The other species that got caught on camera was the huge Ringed Kingfisher – a fairly common, and often noisy, bird. We’d seen one or two of these in the Lower Rio Grande valley in Texas a few years previously.


Of the remaining three species, Green Kingfisher was reasonably common, but not as easy to see well, while American Pygmy Kingfisher and Green-and-rufous Kingfisher were only seen once or twice, in flight only.

Sunday, 6 October 2013

Raptors of the Pantanal, part II

Another of the most common birds was Snail Kite, shown below in adult plumage with a striking red eye and slaty grey upperparts (and a slightly hazy photo – taking even half-decent photos in the heat of the day was nigh-on impossible out here).


The young Snail Kite shown below was ridiculously obliging, while struggling with a crab in a roadside bush. You would simply never be able to just slowly walk straight up to a bird of prey in the UK as I could with this one…



And finally, this is a Southern Caracara, just metres away from the same Snail Kite.
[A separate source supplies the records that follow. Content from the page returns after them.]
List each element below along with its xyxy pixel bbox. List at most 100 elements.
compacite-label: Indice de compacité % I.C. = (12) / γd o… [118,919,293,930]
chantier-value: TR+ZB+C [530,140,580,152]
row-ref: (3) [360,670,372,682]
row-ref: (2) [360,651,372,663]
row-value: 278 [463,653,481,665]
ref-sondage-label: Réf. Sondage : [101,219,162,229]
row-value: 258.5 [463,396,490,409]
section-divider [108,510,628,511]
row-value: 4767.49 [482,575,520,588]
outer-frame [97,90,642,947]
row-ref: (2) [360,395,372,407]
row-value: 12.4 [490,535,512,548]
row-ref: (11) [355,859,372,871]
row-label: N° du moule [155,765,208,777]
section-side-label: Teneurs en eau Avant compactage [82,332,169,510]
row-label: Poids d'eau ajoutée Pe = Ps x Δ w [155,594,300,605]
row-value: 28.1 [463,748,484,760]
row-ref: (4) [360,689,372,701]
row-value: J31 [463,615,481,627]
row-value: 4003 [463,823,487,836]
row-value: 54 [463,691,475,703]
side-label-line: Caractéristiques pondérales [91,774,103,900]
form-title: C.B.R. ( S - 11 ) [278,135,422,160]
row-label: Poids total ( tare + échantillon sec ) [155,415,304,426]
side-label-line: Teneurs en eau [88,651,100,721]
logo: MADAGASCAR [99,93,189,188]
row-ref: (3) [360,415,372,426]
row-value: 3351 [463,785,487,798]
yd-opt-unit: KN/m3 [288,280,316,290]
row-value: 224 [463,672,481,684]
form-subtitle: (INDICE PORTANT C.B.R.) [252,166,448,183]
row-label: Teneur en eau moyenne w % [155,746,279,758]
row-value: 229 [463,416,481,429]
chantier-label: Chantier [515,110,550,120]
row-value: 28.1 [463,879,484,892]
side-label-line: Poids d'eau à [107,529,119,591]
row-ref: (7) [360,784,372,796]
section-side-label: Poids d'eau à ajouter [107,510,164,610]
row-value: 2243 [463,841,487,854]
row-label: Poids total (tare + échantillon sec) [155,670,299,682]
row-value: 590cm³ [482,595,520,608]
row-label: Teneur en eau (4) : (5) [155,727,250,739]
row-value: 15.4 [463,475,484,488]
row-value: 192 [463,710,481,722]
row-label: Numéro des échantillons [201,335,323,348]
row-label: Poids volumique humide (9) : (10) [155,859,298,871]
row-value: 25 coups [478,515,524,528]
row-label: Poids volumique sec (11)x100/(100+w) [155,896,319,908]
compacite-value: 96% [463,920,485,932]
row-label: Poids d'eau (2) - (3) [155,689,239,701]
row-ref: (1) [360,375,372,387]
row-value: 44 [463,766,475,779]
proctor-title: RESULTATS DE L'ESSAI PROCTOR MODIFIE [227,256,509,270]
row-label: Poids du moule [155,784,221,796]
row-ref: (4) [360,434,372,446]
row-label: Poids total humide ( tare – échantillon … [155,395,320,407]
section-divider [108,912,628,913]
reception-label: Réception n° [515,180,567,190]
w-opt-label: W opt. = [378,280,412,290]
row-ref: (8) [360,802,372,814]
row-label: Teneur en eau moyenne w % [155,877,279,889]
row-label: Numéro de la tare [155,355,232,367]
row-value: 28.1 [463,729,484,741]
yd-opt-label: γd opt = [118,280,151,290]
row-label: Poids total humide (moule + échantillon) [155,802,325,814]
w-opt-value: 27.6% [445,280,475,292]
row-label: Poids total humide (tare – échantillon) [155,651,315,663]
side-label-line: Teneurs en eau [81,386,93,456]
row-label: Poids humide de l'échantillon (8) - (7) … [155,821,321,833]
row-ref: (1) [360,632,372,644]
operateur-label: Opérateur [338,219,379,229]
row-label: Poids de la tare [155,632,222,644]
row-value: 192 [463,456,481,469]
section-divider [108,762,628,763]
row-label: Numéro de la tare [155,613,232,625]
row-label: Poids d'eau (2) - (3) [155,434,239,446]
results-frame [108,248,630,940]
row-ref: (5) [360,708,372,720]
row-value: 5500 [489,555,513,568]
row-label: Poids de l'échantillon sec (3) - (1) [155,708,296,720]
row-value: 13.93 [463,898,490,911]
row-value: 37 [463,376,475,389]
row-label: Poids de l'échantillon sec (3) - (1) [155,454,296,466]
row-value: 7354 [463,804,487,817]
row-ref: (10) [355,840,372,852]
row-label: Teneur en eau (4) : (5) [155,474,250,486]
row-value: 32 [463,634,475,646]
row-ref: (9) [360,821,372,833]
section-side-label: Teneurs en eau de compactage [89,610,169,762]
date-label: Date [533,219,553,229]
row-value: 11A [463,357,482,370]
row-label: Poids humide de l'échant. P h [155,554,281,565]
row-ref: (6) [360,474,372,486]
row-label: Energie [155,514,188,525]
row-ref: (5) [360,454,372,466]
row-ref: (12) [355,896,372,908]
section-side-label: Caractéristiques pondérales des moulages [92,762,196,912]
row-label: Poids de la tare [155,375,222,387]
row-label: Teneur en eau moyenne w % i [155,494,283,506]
I reckon it was trying its luck for a free meal, but didn’t get any joy this time.


Aside from the birds photographed here, you can add Crane Hawk, Great Black Hawk, and Lesser Yellow-headed Vulture to the list, plus a few others that I’ve probably forgotten. Not a bad selection, I reckon…

Saturday, 5 October 2013

Raptors of the Pantanal, part I

Time for another belated photo instalment from our August trip to Brazil (facilitated by a quietish day today in the south-east, getting home at a reasonable hour!)

The Transpantaneira road is a raptor enthusiast’s dream, with a fair range of species, birds in decent numbers, and above all, close views. (Best to look away now, Dave…)

One of the most abundant is the aptly named Roadside Hawk, readily identified by the unusual demarcation between vertical barring on the upper breast and horizontal on the lower. The individual below was actually a riverside hawk, but still a bit of a poser.


Another regular sight on the river was Black-collared Hawk. These birds regularly catch fish from the surface, a neat adaptation. The first shot was taken as the hawk was whistled in by a boatman, before it (unsuccessfully) made a grab for the fish he threw. I was unsuccessful in getting a shot of the bird fishing, too…


One of the scarcer birds along the road was this tiny Pearl Kite, the only individual we saw during the trip…


… while by contrast, Savanna Hawks like this one were abundant, hunting over grassland.